Wir kämpfen gegen den Amoklauf der Unternehmer, die  der gegenwärtigen Regierung die Agenda 2010 diktiert haben und der zukünftigen, welche Farben sie auch tragen mag, bereits ins Stammbuch geschrieben haben, dass diese Agenda, Hartz IV usw. erst der Anfang sein dürfe und noch viel weitergehende Maßnahmen zur Zerschlagung der sozialen und der demokratischen Errungenschaften folgen müssten. Das macht zugleich deutlich, dass wir es nicht nur mit einer "falschen" Politik zu tun haben: Hier stehen Interessen gegeneinander, Klassen-Interessen. Die Unsicherheit unserer Existenz können wir nur beenden, wenn wir dafür sorgen, dass Produktion und Verteilung nach den Bedürfnissen der arbeitenden Menschen und ihrer Familien erfolgen, nicht entsprechend dem Profitinteresse der privaten Eigentümer von Fabriken und Kapital, die uns in Erwerbslosigkeit und Elend stürzen, wenn sie an unserer Arbeit nicht mehr genug verdienen.

Wir wissen: Die von den Unternehmern geforderten härteren Maßnahmen werden folgen, wenn wir im Widerstand nicht vorankommen.
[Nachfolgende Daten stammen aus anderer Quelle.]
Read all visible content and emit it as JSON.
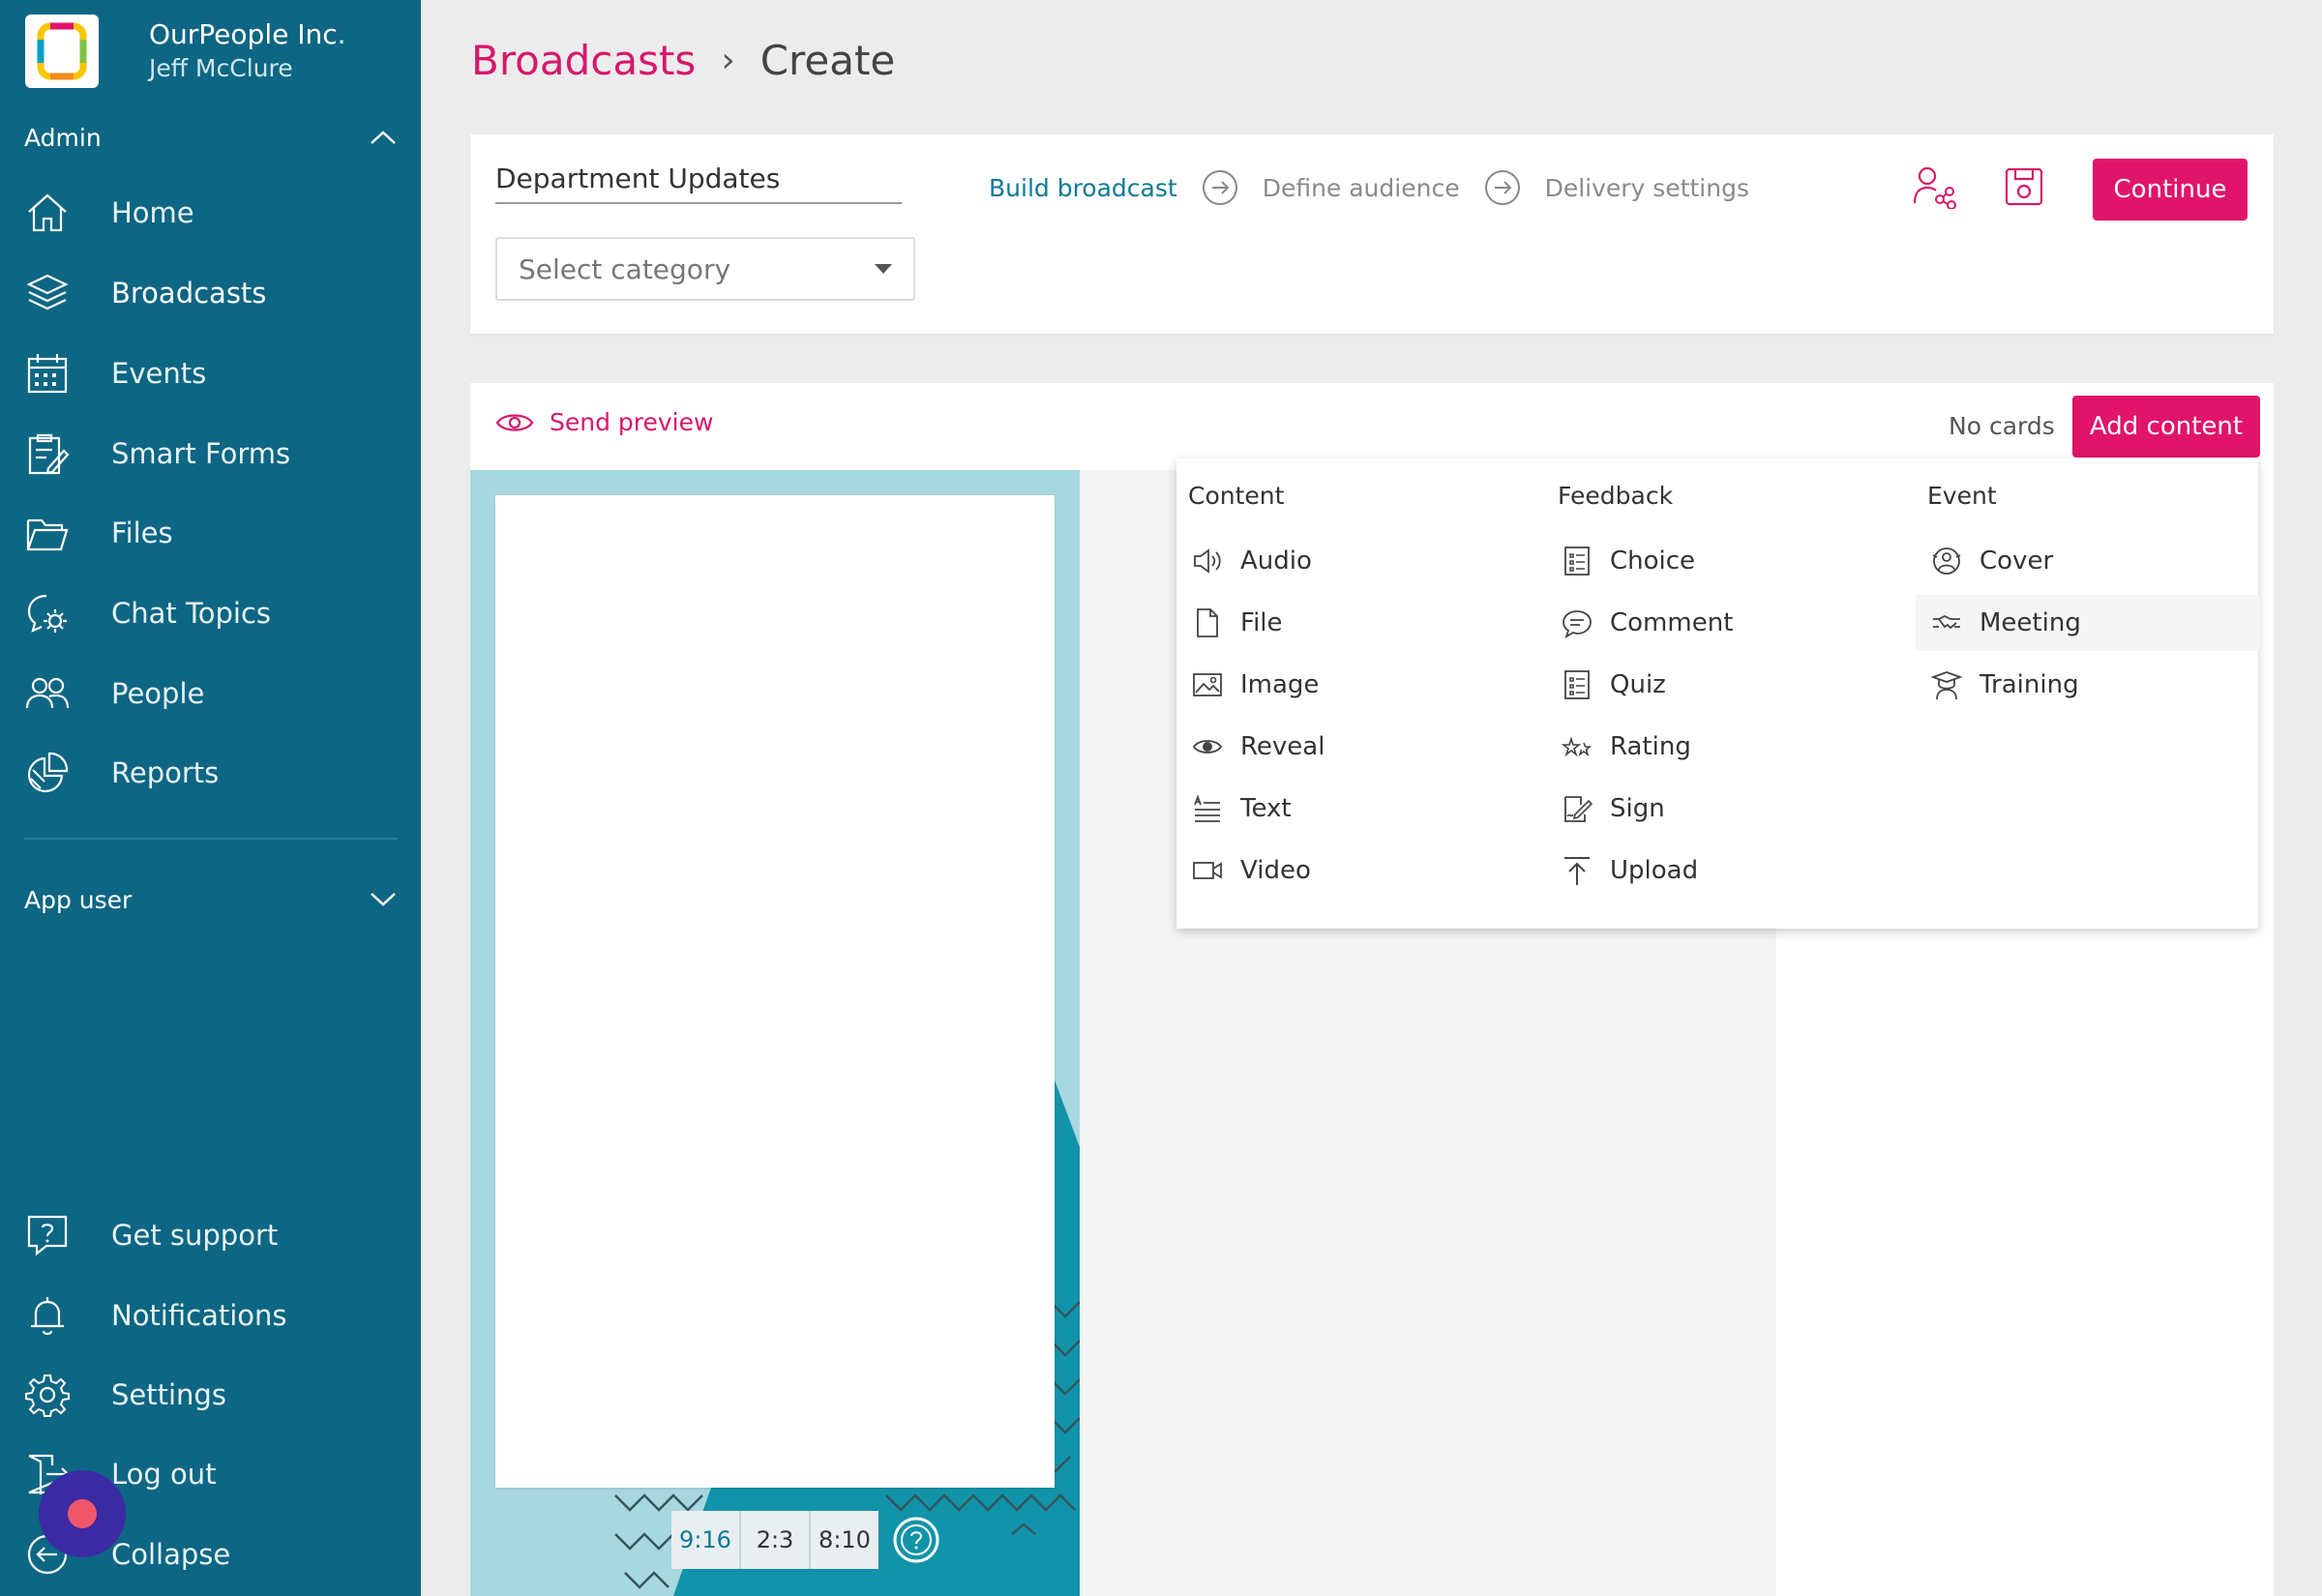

Wir wissen, dass vielen Menschen erst im nächsten Jahr so richtig klar werden wird, was Hartz IV tatsächlich bedeutet. Wir werden alles tun, um die Flamme des Widerstandes im kommenden Jahr wieder anzufachen und kräftiger emporschlagen zu lassen. Wir rufen Euch auf: Tut mit dabei.